O distrito subiu 47 degraus, passando a ocupar a 23ª posição entre os mais excluídos da capital. A escalada da pobreza e da falta de assistência lá foi quase o dobro da verificada, por exemplo, no Jaraguá (também na zona norte), segundo distrito que mais piorou na cidade e subiu 22 degraus, chegando à 27ª posição no ranking.
As histórias dos moradores dos loteamentos clandestinos em Anhanguera são muito parecidas e mostram, na prática, o perfil traçado por Dirce Koga, colaboradora da versão 2002 do Mapa da Exclusão/Inclusão Social, e pela subprefeita da região, Eva Turin.
São chefes de família que perderam o emprego, deixaram de ter
condições de pagar aluguel, gastaram suas últimas economias num
lote, construíram uma casa como
puderam, puxaram água ilegalmente da rede da Sabesp (companhia estadual de saneamento),
despejam o esgoto em arremedos
de fossas ou na rua, queimam ou
jogam o lixo no meio do mato e
andam longas distâncias a pé para
ter acesso a um serviço público.
Os sonhos também são quase
sempre os mesmos: voltar a trabalhar (a maioria continua desempregada), melhorar as condições de vida no "bairro" ou mudar dali, o quanto antes melhor.
Em outras palavras, alcançar o
patamar dos incluídos na maior e
mais rica cidade do país.
Em busca da inclusão
"Tudo o que eu quero é comprar uma pequena chácara em algum lugar onde possa plantar e criar uns bichinhos", diz Sebastião Antunes Luz, 59, desempregado desde meados dos anos 90.
Nascido em Minas Gerais, ele
foi um dos primeiros a mudar,
com a mulher, Maria de Lourdes,
38, e os cinco filhos dela, para o
Jardim Paineiras -o mais novo
loteamento de Anhanguera, que
tem 90 casas, erguidas em cinco
anos, e outras 50 a caminho.
Fugindo do aluguel e da violência da favela, Tião gastou os R$
1.900 que ganhou ao ser demitido
comprando o terreno e teve de
construir a casa com tábuas. A família não tem chuveiro; toma banho de caneca, com água aquecida no fogão a lenha. "Não podemos pagar gás.
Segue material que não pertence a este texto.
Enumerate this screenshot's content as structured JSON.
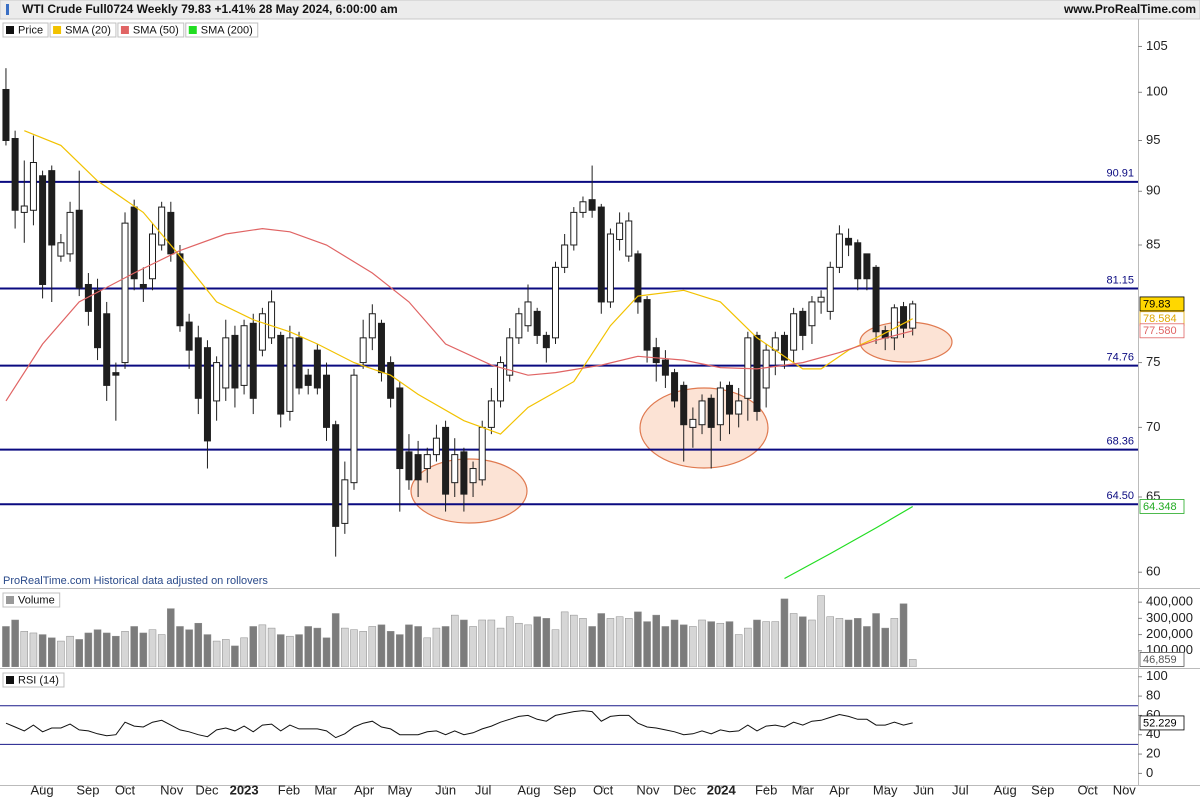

Nossa única despesa é com energia, mas já temos
umas quatro contas atrasadas."
Água na torneira
Ciente da situação caótica na região, a Sabesp afirma considerar
Anhanguera área prioritária para
regularização do abastecimento
de água, embora reconheça que é
muito difícil atender à demanda
num terreno tão acidentado e irregularmente ocupado. A companhia espera a liberação de cerca de
R$ 40 milhões, que serão investidos em saneamento no distrito.
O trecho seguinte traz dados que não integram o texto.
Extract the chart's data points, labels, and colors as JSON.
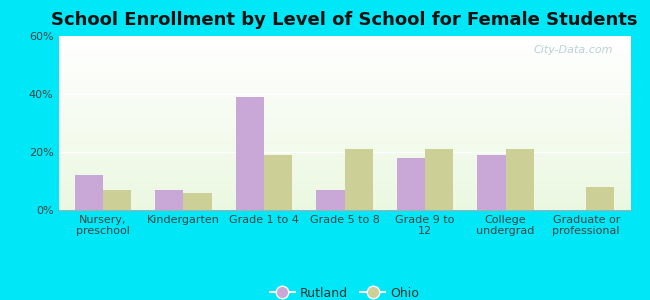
{
  "title": "School Enrollment by Level of School for Female Students",
  "categories": [
    "Nursery,\npreschool",
    "Kindergarten",
    "Grade 1 to 4",
    "Grade 5 to 8",
    "Grade 9 to\n12",
    "College\nundergrad",
    "Graduate or\nprofessional"
  ],
  "rutland_values": [
    12,
    7,
    39,
    7,
    18,
    19,
    0
  ],
  "ohio_values": [
    7,
    6,
    19,
    21,
    21,
    21,
    8
  ],
  "rutland_color": "#c9a8d8",
  "ohio_color": "#cccf96",
  "background_outer": "#00e8f8",
  "ylim": [
    0,
    60
  ],
  "yticks": [
    0,
    20,
    40,
    60
  ],
  "ytick_labels": [
    "0%",
    "20%",
    "40%",
    "60%"
  ],
  "bar_width": 0.35,
  "legend_labels": [
    "Rutland",
    "Ohio"
  ],
  "title_fontsize": 13,
  "tick_fontsize": 8
}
Mas o benefício não vai atingir a
parcela da população que vive em
área de proteção ambiental, como
é o caso da dona-de-casa Célia
Maria de França, 26, recém-chegada ao loteamento Itaberaba 2.
Invadindo trecho da serra da
Cantareira, um dos mais importantes mananciais da capital, o
barraco de madeira de Célia foi
construído há pouco mais de um
mês, um ano depois de a Secretaria Municipal da Habitação ter catalogado todos os imóveis do local
e proibido novas obras. "Não sabia que não podia construir", diz
Célia. Ao lado do barraco, uma
grande placa vermelha, com o logotipo da prefeitura avisa da proibição, que ninguém cumpre.
"Quem não tem vontade de viver num lugar melhor? Mas isso
aqui é o que dá para ter agora", diz
ela, enquanto a filha menor, Karoláine, 2, se diverte tomando banho com água tirada de um balde.